Она уже шла по Хай-стрит среди чужеземных одеяний. Сим кивнул и продолжал кивать, соглашаясь с ней, но зная, что не уберет детских книг. Пусть на них ложится свинцовая пыль. Пусть это называют упрямством. Он резко повернулся к куче книг, сваленных возле стола; книги из Лангпорт Грэндж, которые надо разобрать и оценить… работа, работа, работа!
Эта работа ему нравилась — из-за нее он и продолжал отцовское дело. Аукционы были для него тяжелым испытанием — Сим был трусом и не верил в свою легкую руку. Но разбирать потом книги — все равно что промывать золотоносный песок. Ты подкрадываешься к лотку с породой, ловишь глазом многозначительный отблеск; и после всех ужасов аукциона — в твоих руках первое издание «Введения в исследование росписи по стеклу» Уинстэнли в идеальном состоянии!
Да, так было. Один раз.
Сим уселся за стол, но тут распахнулась дверь, звякнул колокольчик — и явился Эдвин собственной персоной, необъятный, как сама жизнь, или стремящийся к необъятности жизни, в своем клетчатом пальто и желтом развевающемся шарфе, по-прежнему одевавшийся как студиозус тридцатых годов, только широких штанов не хватало для полного соответствия облику эпохи.
— Сим! Сим!
Порыв ветра, словно Эдвард Томас встретился с Джорджем Борроу, ветер над вереском, ветер великой Природы, но одновременно — утонченный, интеллигентный и духовно искренний .
— Сим! Сим, дорогой мой! Какого я встретил человека!

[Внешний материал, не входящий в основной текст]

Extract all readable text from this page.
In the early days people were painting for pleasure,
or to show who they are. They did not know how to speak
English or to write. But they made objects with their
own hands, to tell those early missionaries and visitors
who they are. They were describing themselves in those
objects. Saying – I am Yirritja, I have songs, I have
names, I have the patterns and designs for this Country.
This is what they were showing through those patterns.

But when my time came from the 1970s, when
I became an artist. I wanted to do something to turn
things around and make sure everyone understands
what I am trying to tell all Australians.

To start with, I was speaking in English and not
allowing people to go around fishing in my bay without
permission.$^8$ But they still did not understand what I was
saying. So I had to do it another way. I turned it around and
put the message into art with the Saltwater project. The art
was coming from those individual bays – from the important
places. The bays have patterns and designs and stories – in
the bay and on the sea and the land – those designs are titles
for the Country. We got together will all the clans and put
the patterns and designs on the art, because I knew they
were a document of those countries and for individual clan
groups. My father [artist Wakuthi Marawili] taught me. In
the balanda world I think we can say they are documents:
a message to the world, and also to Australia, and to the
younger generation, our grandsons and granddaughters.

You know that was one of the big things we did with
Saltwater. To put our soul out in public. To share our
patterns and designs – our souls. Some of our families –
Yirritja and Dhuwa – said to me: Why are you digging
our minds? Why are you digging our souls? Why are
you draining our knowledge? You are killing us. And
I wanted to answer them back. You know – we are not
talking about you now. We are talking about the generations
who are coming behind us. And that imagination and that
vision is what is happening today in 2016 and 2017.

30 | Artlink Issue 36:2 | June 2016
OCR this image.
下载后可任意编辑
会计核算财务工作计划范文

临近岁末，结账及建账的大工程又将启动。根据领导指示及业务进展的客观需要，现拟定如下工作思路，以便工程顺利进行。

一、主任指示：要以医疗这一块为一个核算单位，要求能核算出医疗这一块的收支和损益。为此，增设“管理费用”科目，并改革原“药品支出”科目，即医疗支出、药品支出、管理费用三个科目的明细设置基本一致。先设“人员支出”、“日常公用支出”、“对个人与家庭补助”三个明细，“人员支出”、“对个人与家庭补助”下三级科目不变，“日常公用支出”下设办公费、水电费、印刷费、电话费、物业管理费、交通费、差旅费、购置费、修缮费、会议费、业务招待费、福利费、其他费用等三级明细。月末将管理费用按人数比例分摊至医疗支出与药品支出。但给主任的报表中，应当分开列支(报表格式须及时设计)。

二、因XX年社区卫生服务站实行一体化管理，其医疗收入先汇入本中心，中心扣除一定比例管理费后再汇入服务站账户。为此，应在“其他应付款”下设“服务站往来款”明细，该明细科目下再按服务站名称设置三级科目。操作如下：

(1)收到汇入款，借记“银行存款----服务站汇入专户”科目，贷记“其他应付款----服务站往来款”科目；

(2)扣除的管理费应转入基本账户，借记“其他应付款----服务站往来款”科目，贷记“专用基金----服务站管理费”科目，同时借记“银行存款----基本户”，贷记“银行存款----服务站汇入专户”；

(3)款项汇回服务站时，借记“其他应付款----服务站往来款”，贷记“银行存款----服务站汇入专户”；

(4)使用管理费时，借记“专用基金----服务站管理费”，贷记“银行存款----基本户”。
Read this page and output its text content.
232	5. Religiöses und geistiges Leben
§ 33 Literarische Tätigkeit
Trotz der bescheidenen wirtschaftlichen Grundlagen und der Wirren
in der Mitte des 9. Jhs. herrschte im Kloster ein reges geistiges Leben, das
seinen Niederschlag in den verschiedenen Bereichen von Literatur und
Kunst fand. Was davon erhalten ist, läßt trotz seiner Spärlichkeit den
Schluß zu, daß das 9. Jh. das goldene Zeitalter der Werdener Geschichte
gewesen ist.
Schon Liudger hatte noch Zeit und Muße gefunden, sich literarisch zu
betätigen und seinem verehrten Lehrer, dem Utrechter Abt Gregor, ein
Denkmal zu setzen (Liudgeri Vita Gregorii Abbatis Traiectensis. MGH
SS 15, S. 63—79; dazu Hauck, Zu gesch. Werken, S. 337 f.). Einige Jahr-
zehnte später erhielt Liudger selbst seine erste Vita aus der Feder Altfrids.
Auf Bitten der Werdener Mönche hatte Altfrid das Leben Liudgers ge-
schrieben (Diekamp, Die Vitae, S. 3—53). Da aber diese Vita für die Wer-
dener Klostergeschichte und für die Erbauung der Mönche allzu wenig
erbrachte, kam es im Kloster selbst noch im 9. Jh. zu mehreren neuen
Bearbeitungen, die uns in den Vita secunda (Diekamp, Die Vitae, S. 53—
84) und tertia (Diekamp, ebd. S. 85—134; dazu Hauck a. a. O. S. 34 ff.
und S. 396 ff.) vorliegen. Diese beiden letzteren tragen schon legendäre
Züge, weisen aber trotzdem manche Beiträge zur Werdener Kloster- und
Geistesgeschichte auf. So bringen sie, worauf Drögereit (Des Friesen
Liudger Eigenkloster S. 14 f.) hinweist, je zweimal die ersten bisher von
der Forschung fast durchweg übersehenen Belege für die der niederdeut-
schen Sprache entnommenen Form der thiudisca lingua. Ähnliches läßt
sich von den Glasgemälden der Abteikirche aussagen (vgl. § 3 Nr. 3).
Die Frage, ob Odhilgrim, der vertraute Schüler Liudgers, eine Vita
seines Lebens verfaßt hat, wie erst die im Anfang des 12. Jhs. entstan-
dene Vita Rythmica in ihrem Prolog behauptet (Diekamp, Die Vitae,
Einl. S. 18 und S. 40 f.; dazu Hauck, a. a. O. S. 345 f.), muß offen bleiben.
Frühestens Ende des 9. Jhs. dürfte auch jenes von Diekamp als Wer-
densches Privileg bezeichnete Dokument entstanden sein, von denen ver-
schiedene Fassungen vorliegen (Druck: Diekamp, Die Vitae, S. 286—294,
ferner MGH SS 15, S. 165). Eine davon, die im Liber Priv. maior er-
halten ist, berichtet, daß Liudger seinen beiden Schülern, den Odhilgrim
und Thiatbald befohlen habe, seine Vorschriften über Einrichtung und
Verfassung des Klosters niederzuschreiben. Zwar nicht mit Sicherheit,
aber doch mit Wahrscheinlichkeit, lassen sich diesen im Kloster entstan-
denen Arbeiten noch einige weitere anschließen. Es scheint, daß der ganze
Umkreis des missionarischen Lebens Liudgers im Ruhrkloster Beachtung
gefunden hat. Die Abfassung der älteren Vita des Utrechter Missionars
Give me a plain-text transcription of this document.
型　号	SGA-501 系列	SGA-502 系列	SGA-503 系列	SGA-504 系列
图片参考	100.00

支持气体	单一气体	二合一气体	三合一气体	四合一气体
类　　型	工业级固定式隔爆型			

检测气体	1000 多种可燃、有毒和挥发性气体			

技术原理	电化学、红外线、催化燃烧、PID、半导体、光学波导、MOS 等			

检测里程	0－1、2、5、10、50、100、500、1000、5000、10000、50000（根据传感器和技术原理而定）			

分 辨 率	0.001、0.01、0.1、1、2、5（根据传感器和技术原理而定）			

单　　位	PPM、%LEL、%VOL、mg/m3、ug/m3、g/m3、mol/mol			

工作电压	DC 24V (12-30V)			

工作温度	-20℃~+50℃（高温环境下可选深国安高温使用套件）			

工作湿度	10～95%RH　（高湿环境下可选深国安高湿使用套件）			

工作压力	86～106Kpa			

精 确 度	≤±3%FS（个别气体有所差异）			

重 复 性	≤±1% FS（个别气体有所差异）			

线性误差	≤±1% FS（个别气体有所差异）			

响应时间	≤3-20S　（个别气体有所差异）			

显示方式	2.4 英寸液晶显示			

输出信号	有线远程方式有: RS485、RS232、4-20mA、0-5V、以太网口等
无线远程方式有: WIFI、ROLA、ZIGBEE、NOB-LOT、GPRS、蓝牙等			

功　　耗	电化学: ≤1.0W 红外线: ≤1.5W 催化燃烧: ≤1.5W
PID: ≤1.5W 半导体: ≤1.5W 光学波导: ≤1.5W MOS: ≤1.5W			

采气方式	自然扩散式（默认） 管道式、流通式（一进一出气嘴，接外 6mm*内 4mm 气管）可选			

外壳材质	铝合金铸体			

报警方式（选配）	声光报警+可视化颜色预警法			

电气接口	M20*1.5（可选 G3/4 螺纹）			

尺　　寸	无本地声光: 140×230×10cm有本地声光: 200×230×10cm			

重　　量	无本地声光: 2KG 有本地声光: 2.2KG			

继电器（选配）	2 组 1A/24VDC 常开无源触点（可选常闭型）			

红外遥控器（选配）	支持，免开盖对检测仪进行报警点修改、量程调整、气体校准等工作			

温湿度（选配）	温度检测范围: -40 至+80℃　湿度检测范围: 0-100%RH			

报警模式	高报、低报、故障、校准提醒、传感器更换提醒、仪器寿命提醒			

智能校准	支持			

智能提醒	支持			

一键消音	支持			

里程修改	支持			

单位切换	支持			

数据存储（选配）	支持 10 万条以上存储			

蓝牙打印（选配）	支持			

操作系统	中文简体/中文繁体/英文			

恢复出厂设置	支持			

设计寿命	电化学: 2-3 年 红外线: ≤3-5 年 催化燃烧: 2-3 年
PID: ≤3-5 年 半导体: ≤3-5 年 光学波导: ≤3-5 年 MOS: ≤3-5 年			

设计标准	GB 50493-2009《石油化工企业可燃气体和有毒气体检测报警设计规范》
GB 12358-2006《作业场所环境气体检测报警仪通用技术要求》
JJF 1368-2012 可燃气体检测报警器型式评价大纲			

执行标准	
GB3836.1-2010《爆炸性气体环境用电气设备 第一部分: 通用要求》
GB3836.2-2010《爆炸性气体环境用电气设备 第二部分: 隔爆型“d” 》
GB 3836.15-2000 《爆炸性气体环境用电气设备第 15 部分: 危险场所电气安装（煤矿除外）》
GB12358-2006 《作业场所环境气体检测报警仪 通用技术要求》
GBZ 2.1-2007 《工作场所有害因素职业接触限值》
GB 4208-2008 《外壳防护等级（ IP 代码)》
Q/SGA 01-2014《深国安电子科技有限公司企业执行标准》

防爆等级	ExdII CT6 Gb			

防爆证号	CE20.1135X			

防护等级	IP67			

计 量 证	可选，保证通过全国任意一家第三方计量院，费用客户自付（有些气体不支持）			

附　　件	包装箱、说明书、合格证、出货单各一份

Эдвин Белл пересек магазин, уселся на край стола, как женщина верхом на лошадь, уронил на пол учебник, который принес с собой, и экземпляр «Бхагават-Гиты». Сим откинулся в кресле, снял очки и, прищурившись, поглядел на полное нетерпения лицо, практически неразличимое на фоне окна.
— Что на сей раз, Эдвин?
— Ессе homo, — если мои слова не прозвучат чудовищным богохульством, а мне, знаешь ли, Сим, они богохульством не кажутся. Совершенно невероятное существо… и производит такое впечатление… Знаешь ли, я… я взволнован!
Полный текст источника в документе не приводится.